Having trouble with Laplace Transform for DiffEQ

[Theelectricchild]

Hello everyone, well thus far in our introduction to Laplace Transforms I am understanding much of what is being shown, however I am having the unsatisfying task of having to solve the following DiffEQ,

y^3-8y=\sum_{k=0}^{3}\delta(2t-k\pi), y(0)=0, y'(0), y"(0)=0

I am having a great difficulty solving this and am overall not really understanding what do with the summation, does anyone have any strategy? Any help is greatly appreciated thank you.

 

[Theelectricchild]

Interesting... unfortunately my LaTeX graphics have not been generated yet so I can't even tell if I typed out the problem correctly--- if you can't read the problem disregard for now and ill fix it later, thanks a lot.

 

[M98Ranger]

Hello there, solving differential equations using Laplace transforms can definitely be tricky at first. It's important to have a solid understanding of the basics before tackling more complex problems like the one you mentioned. Here are a few tips that may help you with this particular problem:

1. Start by taking the Laplace transform of both sides of the equation. This will involve using the properties of the Laplace transform, such as linearity and differentiation.

2. The summation term in the equation represents a series of delta functions, which can be converted into a single Laplace transform using the sifting property. This will help simplify the equation.

3. Keep in mind that the Laplace transform of a derivative is equal to s times the Laplace transform of the original function. This will come in handy when solving for y'(0) and y''(0).

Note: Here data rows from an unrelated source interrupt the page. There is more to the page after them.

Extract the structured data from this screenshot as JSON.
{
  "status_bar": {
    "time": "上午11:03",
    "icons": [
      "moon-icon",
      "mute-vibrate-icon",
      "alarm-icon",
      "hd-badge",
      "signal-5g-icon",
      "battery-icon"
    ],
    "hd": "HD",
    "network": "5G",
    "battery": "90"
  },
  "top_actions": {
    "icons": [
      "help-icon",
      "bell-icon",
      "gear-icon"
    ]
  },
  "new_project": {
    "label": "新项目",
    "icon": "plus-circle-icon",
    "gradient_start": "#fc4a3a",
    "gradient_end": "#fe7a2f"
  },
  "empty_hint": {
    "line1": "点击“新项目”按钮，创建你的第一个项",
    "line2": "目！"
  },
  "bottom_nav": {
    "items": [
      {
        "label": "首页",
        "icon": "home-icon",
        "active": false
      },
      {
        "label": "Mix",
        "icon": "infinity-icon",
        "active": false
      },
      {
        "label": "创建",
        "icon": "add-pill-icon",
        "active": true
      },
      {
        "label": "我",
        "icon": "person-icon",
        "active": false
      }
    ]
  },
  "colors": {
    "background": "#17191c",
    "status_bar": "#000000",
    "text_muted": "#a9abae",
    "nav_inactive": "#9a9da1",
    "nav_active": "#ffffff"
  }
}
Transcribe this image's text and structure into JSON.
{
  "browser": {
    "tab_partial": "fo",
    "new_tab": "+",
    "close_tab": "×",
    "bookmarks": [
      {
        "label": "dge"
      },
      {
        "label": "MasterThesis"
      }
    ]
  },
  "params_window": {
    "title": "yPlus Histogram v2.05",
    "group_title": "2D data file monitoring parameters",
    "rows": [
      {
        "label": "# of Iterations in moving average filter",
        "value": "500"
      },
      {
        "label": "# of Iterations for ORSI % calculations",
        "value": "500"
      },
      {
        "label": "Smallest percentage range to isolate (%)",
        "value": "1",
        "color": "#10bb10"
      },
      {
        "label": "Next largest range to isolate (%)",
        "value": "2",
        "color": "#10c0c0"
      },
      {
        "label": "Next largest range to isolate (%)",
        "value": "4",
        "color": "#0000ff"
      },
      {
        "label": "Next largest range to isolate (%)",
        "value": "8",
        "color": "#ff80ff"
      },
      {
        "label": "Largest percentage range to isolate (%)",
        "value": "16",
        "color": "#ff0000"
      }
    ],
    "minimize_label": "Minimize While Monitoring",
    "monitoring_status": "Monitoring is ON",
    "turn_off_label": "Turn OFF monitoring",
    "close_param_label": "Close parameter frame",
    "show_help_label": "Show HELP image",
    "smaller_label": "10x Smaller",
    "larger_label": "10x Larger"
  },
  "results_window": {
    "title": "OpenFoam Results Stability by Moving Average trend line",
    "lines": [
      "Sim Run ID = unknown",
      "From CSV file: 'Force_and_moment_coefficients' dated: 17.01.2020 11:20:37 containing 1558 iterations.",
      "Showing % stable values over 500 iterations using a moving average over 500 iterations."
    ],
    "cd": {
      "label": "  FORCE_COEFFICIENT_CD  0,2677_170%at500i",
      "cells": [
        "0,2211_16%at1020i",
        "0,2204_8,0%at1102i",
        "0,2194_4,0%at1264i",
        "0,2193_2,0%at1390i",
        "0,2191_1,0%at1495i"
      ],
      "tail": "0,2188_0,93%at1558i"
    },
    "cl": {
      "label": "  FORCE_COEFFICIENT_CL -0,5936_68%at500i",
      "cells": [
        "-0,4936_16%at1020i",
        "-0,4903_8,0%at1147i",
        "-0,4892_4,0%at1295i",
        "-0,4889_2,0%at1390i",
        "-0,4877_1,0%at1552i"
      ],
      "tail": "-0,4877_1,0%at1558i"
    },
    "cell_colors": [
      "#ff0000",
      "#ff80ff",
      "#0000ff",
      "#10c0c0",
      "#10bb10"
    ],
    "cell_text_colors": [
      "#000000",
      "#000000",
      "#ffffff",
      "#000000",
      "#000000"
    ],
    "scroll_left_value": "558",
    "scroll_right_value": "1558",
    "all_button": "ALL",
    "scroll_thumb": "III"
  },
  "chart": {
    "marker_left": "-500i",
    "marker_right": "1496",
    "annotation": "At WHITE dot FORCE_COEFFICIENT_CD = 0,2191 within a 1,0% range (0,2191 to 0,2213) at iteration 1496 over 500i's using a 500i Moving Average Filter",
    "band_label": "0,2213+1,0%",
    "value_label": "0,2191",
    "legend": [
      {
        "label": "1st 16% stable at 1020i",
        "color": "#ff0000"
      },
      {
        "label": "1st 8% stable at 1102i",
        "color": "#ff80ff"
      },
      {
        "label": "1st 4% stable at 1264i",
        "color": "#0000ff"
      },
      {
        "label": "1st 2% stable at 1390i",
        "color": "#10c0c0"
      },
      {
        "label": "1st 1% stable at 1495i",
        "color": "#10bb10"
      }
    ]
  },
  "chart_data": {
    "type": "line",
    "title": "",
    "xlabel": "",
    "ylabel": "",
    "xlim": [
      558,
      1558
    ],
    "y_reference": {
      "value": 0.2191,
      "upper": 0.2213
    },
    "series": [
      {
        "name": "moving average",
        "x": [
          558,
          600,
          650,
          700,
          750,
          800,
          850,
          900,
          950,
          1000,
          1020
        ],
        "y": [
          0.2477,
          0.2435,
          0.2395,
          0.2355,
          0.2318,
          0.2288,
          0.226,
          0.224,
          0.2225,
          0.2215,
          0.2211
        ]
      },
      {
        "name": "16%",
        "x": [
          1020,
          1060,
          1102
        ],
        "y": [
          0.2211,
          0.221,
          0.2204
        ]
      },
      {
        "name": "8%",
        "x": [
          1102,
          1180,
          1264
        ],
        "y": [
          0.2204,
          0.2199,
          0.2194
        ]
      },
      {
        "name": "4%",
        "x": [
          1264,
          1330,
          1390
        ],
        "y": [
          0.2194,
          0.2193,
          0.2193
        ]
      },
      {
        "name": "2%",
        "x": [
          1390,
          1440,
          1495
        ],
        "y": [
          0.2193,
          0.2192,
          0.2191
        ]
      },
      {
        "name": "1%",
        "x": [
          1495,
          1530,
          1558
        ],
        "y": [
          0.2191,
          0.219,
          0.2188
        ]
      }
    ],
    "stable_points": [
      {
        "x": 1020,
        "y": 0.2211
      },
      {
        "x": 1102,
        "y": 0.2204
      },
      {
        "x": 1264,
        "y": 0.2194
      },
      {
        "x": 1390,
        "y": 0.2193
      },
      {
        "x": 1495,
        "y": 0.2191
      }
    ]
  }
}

4. Once you have the transformed equation, you can use inverse Laplace transforms to find the solution for y(t). This may involve using partial fraction decomposition or other techniques depending on the complexity of the transformed equation.

5. Don't forget to apply the initial conditions given in the problem (y(0)=0, y'(0)=0, y''(0)=0) to find the values of any constants that may arise in the solution.

I hope these tips help you in solving the problem. If you're still having trouble, don't hesitate to reach out to your instructor or classmates for further assistance. Keep practicing and you'll soon master Laplace transforms for differential equations. Good luck!